Légère détente. « Je vois pas comment il pourrait être pire. C'est lui le tueur en série, le tueur de l'amour ! Le méchant de l'histoire, ouais c'est le méchant. La sorcière de Blanche-Neige en geek et en travelo. » Elle afficha une moue boudeuse, une lueur folle derrière ses lentilles. « Tu sais quoi, j'm'en fous, le connard de nerd peut montrer ses dents et être méchant. L'amour c'est le sacrifice, nan ? » Et Jésus sur sa croix portait une perruque blonde et des cuissardes en cuir. « Je veux que tu me défendes, c'est tout ! Tu me défends. Tu me défends. Tu me défends. » Son index sur ma poitrine en ponctuation. « Parce que je suis ta personne importante, c'est vrai, pas vrai ?

- Tu es la plus importante.

- La seule ?

- La seule. Ne doute jamais, il n'y a que toi. » J'offris un sourire confiant. Toute ma patience à peine suffisante pour cacher l'envie de briser son désolant petit imaginaire, son ridicule cœur d'enfant.

Faible sourire retour, une tension qui se relâchait. « Merde, j'aime pas être en colère. » Des larmes diluèrent un peu plus les pigments, en traînées. « Ça ruine mon make up, t'as pas idée de combien c'est cher. Et plus que ça, j'aime pas quand t'es loin. T'es tout le temps loin.
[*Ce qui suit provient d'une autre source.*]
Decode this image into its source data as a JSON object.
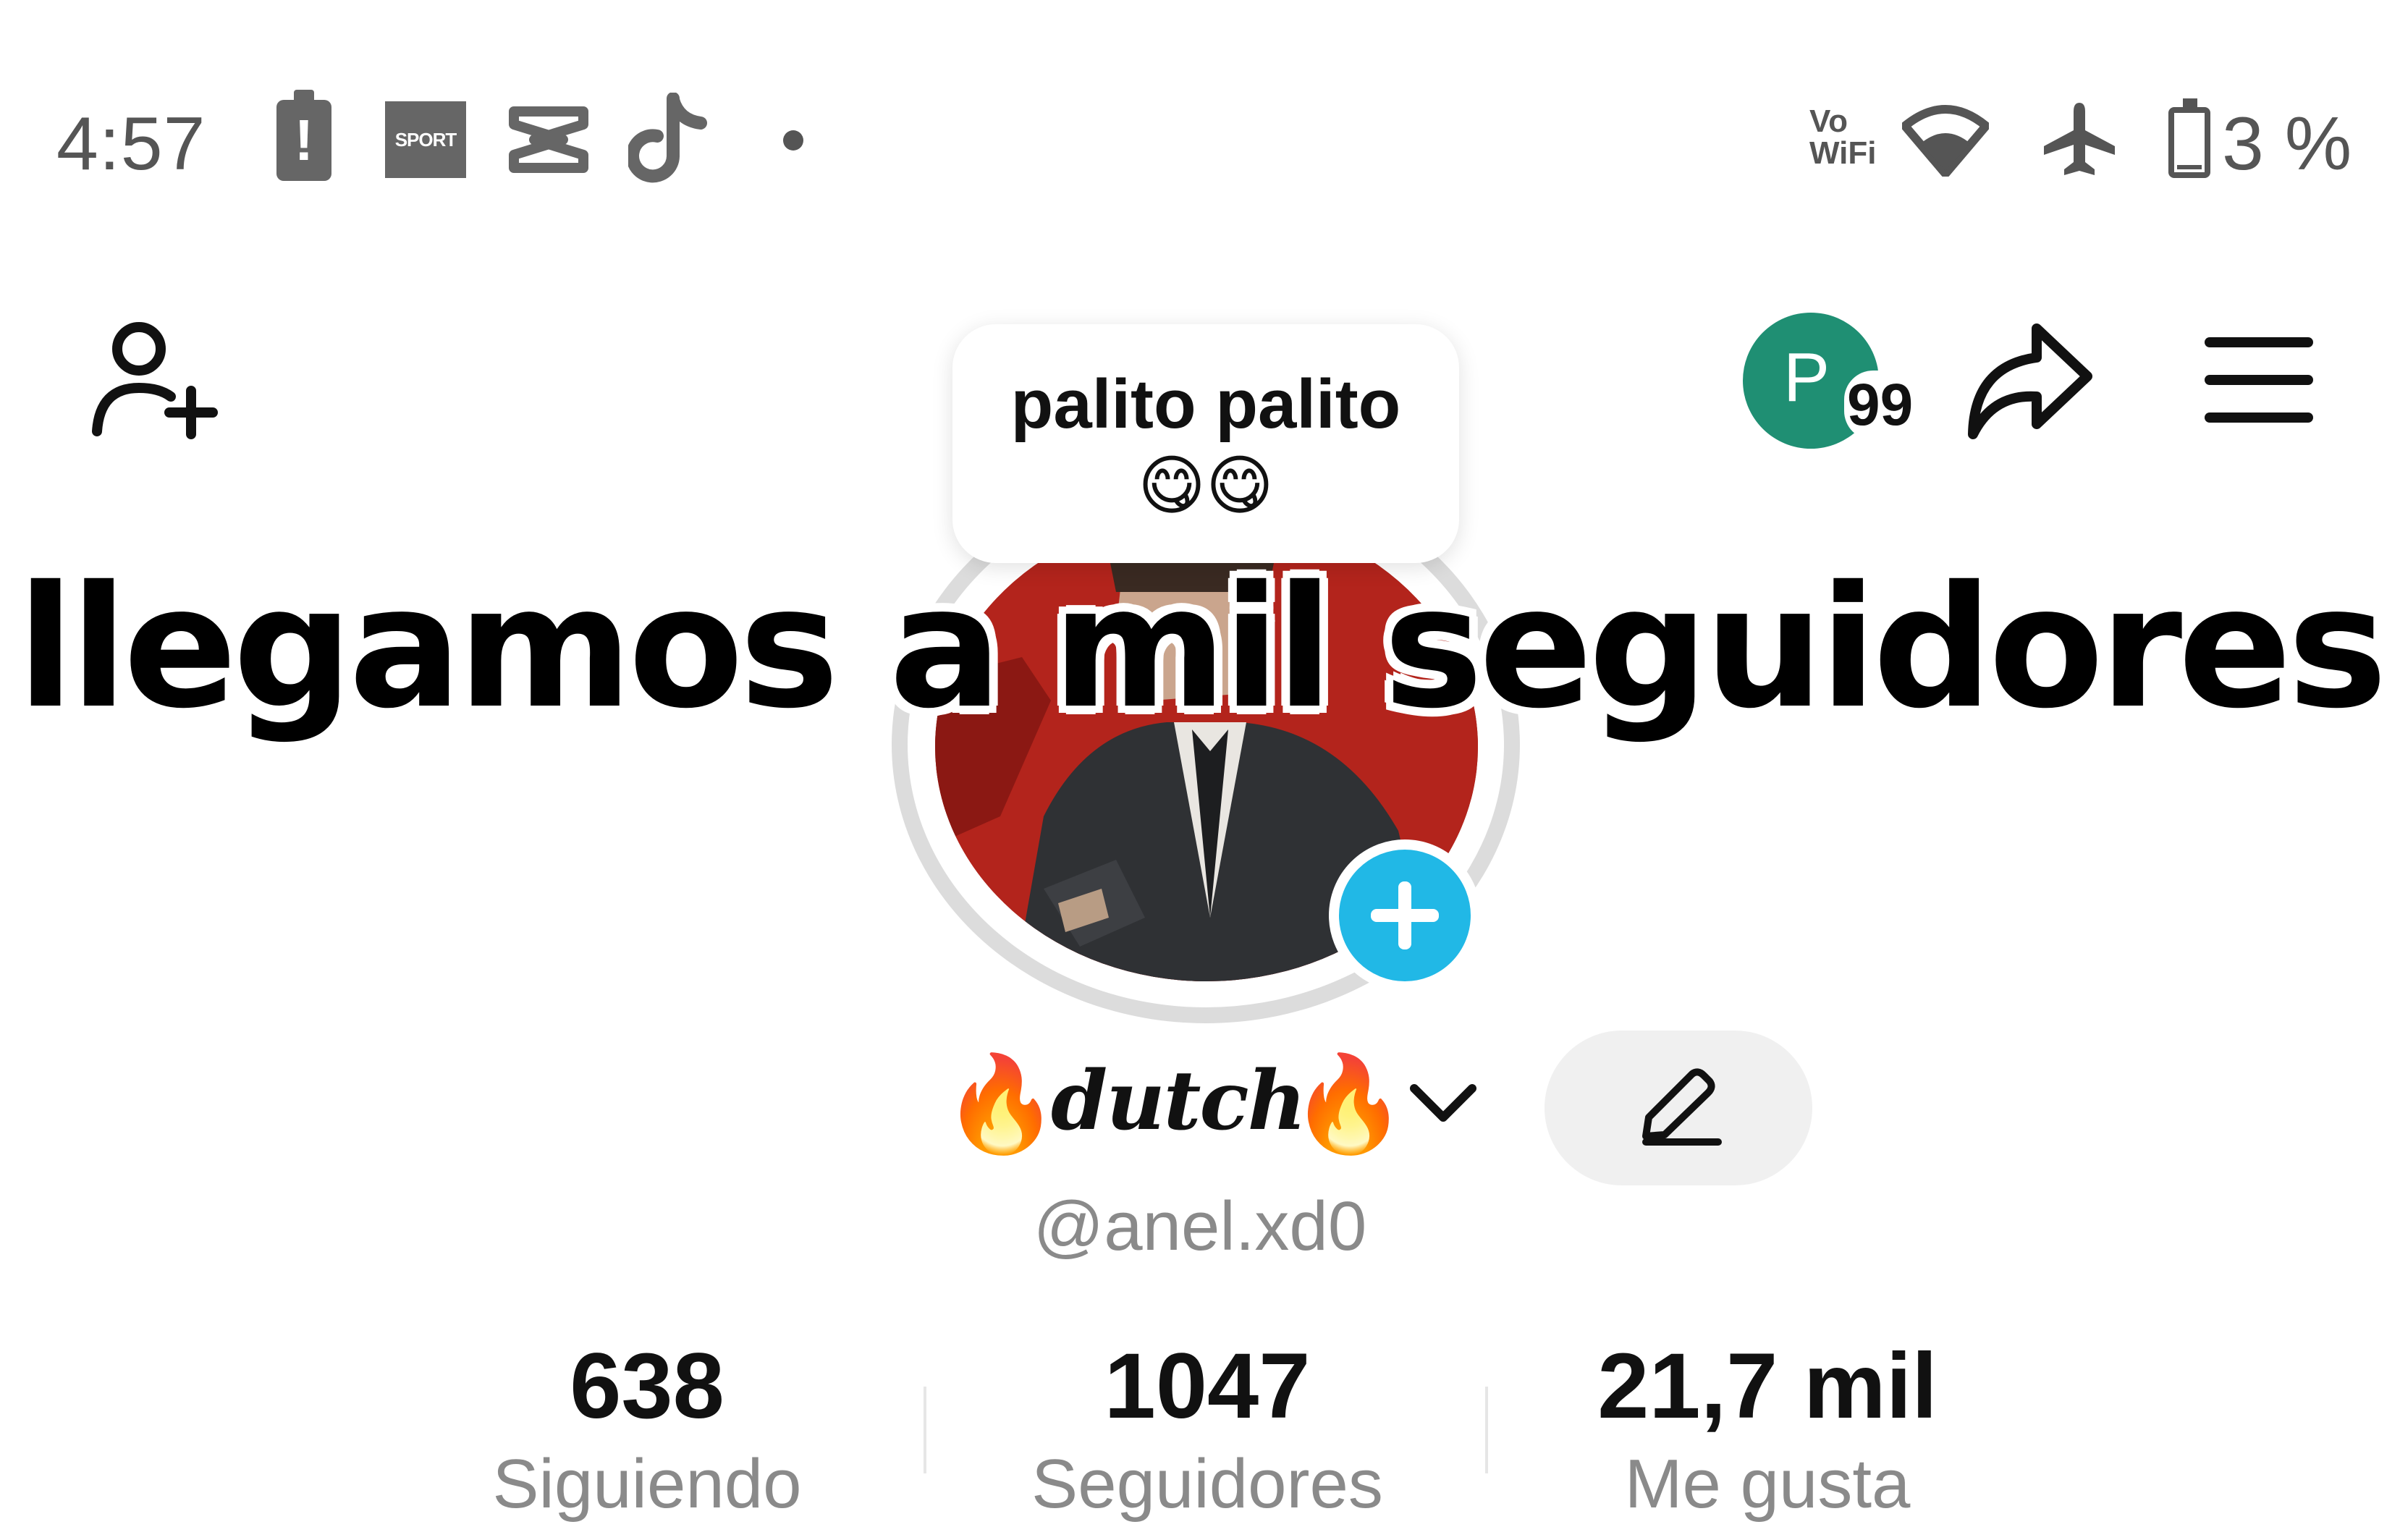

- Je vais essayer de faire relâcher la surveillance, d'accord ? Nous pourrions passer plus de temps ensemble.

- Ce serait vraiment vraiiiiment bien. » Ton acéré. « Et je veux plus de ses sales tours. Plus. Jamais.

- Lesquels ? Il y a l'embarras du choix. » Je ne voulais pas en parler, je savais ce à quoi elle faisait référence, et elle savait que je savais.

Ses yeux roulèrent. « Tu saaaais. Ces trucs trop dégueu , où vous êtes si près que…- yeurk. Si t'oses encore me dire que tu réagis pas parce que t'es surpris je… je… j'le tue et… et ensuite je… » La colère transperça son visage. Cris à l'encontre de « ce détraqué de pervers de merde », « dépravé » (et globalement toutes les insultes en « dé ») en passant par « pignouf du clavier, et je vais le lui exploser dans sa gueule de ravagé », « bouffeur sadique de pancakes », et il n'avait qu' « à se trouver une pute à payer au lieu de faire chier les autres. Un mannequin gonflable carrément tiens, comme ça il pourra pas l'faire fuir. », « Mort à Voldy et ses serpents, s'il aime tant le sucre je cuirai ses immondes bâtards pleins d'écailles comme des marshmallows et il les bouffera tous jusqu'à crever. »

Misa pouvait tenir plus d'une heure à hurler sur L à s'en casser les cordes vocales, ce qui n'était pas en soi une si mauvaise chose. Le casque audio ne devait plus être franchement utile à ce stade, de toute façon elle ne savait même plus ce qu'elle disait. Lâchant le poignet du détective, je lui posai le lecteur à l'aveugle, dans la paume de la main.

Interruption d'une injure particulièrement aiguë par un baiser rapide, toujours le moyen le plus efficace pour faire taire une Misa en pleine crise. Succès total de la manœuvre : ses ongles serrés brusquement sur ma nuque pour une collision désagréable. Mélange de chairs spongieuses, suintantes de salive. Un goût doucereux flirtant avec le fade, presque écœurant. Ses lèvres avides et leur douceur secondaire dans l'ennui qu'elles maniaient en duo. Leurs mouvements et leurs essais accompagnés, jamais refusés, toujours dissous en brouillard insipide.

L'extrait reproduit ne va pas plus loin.